Martine Aubry a donc annoncé son intention, si elle était élue, d'augmenter le budget de la culture de 30 à 50%. C'était certainement la meilleure recette pour séduire le public et les acteurs d'Avignon. Mais est-ce raisonnable et… nécessaire? Et pour quoi faire?
En quelques décennies, le monde de la culture a considérablement changé. Paris n'est plus la capitale culturelle mondiale qu'elle fut, alors même que des efforts considérables ont été réalisés pour aider les créateurs à vivre.
Ces efforts se sont traduits tout à la fois par une multiplication des acteurs (compositeurs, romanciers, poètes, peintres, cinéastes, comédiens…) et par une amélioration sensible de leurs conditions de vie.

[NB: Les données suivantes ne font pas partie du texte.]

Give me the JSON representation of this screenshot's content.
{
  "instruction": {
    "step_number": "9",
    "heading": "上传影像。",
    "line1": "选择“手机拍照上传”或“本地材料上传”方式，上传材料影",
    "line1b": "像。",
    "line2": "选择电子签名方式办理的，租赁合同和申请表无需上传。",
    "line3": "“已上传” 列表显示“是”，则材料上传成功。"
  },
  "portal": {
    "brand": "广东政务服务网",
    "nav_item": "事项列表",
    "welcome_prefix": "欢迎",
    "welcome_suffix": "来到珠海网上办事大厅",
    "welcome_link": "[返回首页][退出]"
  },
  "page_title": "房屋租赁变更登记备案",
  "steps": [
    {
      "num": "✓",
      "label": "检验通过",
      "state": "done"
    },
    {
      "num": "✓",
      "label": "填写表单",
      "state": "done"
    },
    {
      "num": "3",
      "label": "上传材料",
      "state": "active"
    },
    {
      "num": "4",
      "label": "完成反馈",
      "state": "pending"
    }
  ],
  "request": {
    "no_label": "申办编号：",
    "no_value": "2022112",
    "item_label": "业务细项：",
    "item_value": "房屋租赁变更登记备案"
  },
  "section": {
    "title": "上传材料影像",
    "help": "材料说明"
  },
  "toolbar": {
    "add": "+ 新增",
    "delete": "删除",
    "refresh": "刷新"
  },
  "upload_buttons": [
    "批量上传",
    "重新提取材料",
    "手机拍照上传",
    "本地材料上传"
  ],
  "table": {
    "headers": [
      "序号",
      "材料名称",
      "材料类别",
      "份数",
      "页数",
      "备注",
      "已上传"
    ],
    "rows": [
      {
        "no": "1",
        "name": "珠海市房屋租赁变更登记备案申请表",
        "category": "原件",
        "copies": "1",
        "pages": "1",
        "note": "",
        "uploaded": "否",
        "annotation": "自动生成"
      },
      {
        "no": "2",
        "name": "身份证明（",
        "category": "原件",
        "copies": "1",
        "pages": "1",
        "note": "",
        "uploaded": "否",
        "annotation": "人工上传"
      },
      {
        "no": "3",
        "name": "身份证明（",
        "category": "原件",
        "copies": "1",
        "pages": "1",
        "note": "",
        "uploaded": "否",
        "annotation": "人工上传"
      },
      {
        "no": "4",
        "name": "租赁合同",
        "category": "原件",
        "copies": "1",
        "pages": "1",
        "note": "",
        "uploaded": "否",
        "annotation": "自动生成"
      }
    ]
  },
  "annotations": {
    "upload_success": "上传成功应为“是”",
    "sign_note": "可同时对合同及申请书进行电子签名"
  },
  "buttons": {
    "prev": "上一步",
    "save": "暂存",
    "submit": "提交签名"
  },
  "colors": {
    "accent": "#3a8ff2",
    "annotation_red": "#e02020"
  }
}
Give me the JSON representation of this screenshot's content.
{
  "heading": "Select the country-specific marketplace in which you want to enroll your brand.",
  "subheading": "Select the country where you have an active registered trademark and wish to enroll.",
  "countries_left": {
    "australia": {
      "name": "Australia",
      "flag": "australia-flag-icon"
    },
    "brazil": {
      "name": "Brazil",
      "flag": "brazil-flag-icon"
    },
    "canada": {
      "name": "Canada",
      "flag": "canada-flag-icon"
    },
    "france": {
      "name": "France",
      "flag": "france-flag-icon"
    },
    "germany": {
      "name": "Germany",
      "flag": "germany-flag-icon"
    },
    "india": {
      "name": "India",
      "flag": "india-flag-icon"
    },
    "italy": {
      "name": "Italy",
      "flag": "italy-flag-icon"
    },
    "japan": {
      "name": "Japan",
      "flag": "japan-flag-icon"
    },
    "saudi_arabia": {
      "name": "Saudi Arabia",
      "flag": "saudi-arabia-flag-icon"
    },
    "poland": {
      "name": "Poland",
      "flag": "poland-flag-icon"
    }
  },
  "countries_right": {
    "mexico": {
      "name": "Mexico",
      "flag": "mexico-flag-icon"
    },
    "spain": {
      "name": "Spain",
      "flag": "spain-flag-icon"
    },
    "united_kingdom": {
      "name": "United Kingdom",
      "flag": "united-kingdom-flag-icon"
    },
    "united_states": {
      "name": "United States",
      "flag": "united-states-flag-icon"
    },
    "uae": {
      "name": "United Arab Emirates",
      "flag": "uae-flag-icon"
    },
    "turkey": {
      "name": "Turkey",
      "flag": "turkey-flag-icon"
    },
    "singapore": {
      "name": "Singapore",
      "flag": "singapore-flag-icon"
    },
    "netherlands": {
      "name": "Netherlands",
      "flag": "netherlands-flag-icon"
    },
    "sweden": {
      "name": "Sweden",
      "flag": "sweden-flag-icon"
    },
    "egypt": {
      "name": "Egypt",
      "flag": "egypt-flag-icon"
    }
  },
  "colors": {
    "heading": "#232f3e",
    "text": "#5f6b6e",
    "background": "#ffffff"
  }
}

Hier, les romanciers, peintres et poètes qui voulaient vivre de leur plume devaient multiplier les expédients, ils enseignent aujourd'hui dans les conservatoires, les écoles des beaux-arts et vont de résidence en résidence. Jamais il n'y a eu, tant à Paris qu'en province, autant de spectacles, d'expositions, de concerts. Il ne se passe pas de soirée à Paris sans un concert de musique contemporaine (musique savante, j'entends). Il n'est pas un département qui n'ait son musée d'art contemporain, pas une ville qui n'ait son festival. Mais pour quel public? La demande n'a pas suivi l'explosion de l'offre. Ce n'est pas, comme on le dit parfois, que les oeuvres proposées soient trop difficiles ni que le public se soit évanoui mais l'offre est infiniment plus importante que la demande : l'amateur le plus intéressé ne peut passer toutes ses soirées au concert! Il lui faut choisir. L'offre est d'autant plus importante que les mécanismes qui la limitaient hier ont disparu : s'il est plus facile de vivre (chichement) de son art aujourd'hui qu'il y a quarante ans, il est aussi (et par voie de conséquence) plus difficile de sortir du lot. On compte par dizaines les compositeurs de musique contemporaine (les peintres, les poètes…). N'importe quel adolescent curieux pouvait, dans les années soixante, citer les noms des quatre ou cinq compositeurs de quarante ans qui comptaient. Il lui suffisait de lire les programmes du Domaine Musical, les critiques de Jacques Bourgeois ou d'Antoine Goléa pour se faire une idée. Qui peut aujourd'hui prétendre en être capable? Les avant-garde ont disparu et avec elles l'engagement du public. Plus rien ne scandalise mais plus rien n'enthousiasme non plus. La culture est devenue consommation aimable de la bourgeoisie diplômée. C'est elle qui applaudit aux promesses de Martine Aubry. C'est elle que ses promesses, si elles se réalisent, satisferont. Mais est-ce cela que l'on veut?
Répondant à Martine Aubry, Frédéric Mitterrand indique que la "politique culturelle relève d'abord du soutien à la création, à l'idée de l'art, de la beauté et de leur mise à disposition à l'ensemble des citoyens." Une définition que ne désavouerait probablement pas la candidate socialiste. Manque cependant l'essentiel : ce qui fait un style, une marque, un signe et donne aux artistes et créateurs d'ailleurs l'envie de venir vivre et travailler en France… La réussite d'une politique culturelle se mesure moins à son budget qu'au désir des créateurs étrangers de s'y associer.
Si Paris n'est plus la capitale culturelle qu'elle fut, ce n'est certainement pas faute d'argent. Celui-ci n'est, d'ailleurs, pas, en matière de création, le nerf de la guerre. Le budget ridicule du Centre d'Essai de la radio de Pierre Schaeffer a plus fait pour la création musicale en France que ne feront jamais toutes les classes de composition ouvertes dans les conservatoires. C'est faute de vie et d'enthousiasme.